From Projects to Product-Oriented Delivery

One of the most fundamental shifts when scaling agile delivery beyond single teams is transforming the way work gets done. This shift involves transitioning from temporary, project-based teams to a delivery model designed around product-oriented value streams that provide a pipeline of continuous value delivery to customers. A product-oriented operating model is a way of organizing, funding, and delivering value that differs significantly from traditional project-based delivery. On the whole, product-based delivery teams produce more business value for less cost.

Product-Oriented Delivery

The mission of a Product Team is to perform the work needed to achieve the Product Vision. The strategy to achieve the Product Vision can be laid out as a Roadmap, that is, a sequenced set of objectives to be achieved over time, each one targeting a specific business objective and advancing progress towards the overall Product Vision. The delivery team completes each objective by translating them into implementable solutions, namely product features and associated technology enablers. A feedback loop ensures the roadmap evolves based on learning from each completed objective. This keeps product-based teams focused on continuous product innovation vs. narrowly focused project metrics like scope and schedule. 

Product Mode Delivery
Product Mode Delivery

The process to refine product strategy into implementable product features should run as a cadenced event where product managers, architects and other stakeholders will break epics into features that are sufficiently refined to support delivery planning (or PI Planning). Prior to that step, epics will have been validated for business value, and technical feasibility.  The refinement process should produce sufficient work to support at least the next PI.

Organization

Product-based delivery teams are focused on delivering business outcomes based on solving problems and providing value to their customers. Getting the right organizational structure in place is critical to the success of everything else. Agile teams must be organized around delivering something of value.  Traditional functional silos create flow-impeding dependencies between teams, and can be the single biggest impediment to agile delivery. A focus on organization re-design should be maintained until major dependencies between teams has been broken. A value stream mapping exercise is a useful way to design an organization around business and customer problem-solving. 

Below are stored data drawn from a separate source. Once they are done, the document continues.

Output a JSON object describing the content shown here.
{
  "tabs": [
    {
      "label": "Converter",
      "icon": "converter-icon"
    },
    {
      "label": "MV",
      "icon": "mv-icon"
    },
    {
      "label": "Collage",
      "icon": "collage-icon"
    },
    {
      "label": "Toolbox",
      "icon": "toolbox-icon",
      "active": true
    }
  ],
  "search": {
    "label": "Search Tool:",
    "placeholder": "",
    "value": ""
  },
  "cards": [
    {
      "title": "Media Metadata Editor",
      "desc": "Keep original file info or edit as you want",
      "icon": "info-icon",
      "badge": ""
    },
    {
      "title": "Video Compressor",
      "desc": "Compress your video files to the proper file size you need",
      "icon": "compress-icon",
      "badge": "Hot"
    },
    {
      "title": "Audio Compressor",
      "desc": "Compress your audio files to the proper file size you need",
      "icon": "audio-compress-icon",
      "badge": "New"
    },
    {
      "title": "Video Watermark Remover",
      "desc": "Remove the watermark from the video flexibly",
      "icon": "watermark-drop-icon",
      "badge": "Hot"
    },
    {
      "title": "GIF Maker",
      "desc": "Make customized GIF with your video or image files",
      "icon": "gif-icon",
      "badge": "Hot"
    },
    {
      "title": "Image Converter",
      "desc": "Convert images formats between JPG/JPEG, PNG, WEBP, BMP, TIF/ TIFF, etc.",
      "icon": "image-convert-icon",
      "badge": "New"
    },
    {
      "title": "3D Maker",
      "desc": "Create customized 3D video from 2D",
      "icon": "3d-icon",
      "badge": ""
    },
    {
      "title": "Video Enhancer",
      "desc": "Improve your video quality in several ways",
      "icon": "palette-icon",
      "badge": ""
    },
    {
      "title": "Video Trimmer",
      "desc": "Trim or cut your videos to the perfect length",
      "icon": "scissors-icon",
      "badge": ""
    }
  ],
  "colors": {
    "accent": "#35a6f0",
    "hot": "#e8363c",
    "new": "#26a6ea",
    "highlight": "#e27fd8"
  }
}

Value Stream Aligned Systems And Teams
Value Stream Aligned Systems And Teams

Since product teams are dedicated to a value stream within a specific business domain and most likely to a technology platform, there will be less ramp-up time to acquire the necessary domain and technical knowledge needed for the development of new product capabilities.

Funding

Project-based funding is usually performed on an annual basis and then funding is locked in for the fiscal year. This can mean that change is burdensome in the face of shifting business priorities or changing market dynamics.  Product teams (or, Agile Release Trains in SAFe) persist for the life of the products that they develop and support. Hence they  are funded on a continuous basis vs. short-term projects of fixed scope/duration. Product-based funding may also be done annually but is based on team capacity needed to support the Product Roadmap (with appropriate guardrails established).  Having a stable source of funding provides product teams with the flexibility to reallocate spending as the needs of the business change. 

Measurements

Project teams are measured on feature delivery, and schedule/budget performance. Product teams are focused on business outcomes, which are measured via business KPIs. Linking software development (outputs/features) to measured business value creation (outcomes/KPIs) is described in detail here.

Summary
Project Vs Product
Project Vs Product

Product orientation can also be applied within companies who not sell “Products” but rather provide services such as banking, insurance, real-estate, and so on. In this case a “product’ is simply a vehicle for delivering value to a customer. The concept can also be used effectively by IT organizations that support internal business processes like hiring, on-boarding, payroll, vendor management and so on.

In either type of organization product teams are cross-functional, business outcome-oriented, and long-lived. They solve problems and improve business outcomes, rather than deliver scope on schedule.

In the SAFe framework, the product operating model is implemented via Value Stream-Aligned Agile Release Trains (ARTs).

Mik Kersten’s book: Project to Product,  is another great reference.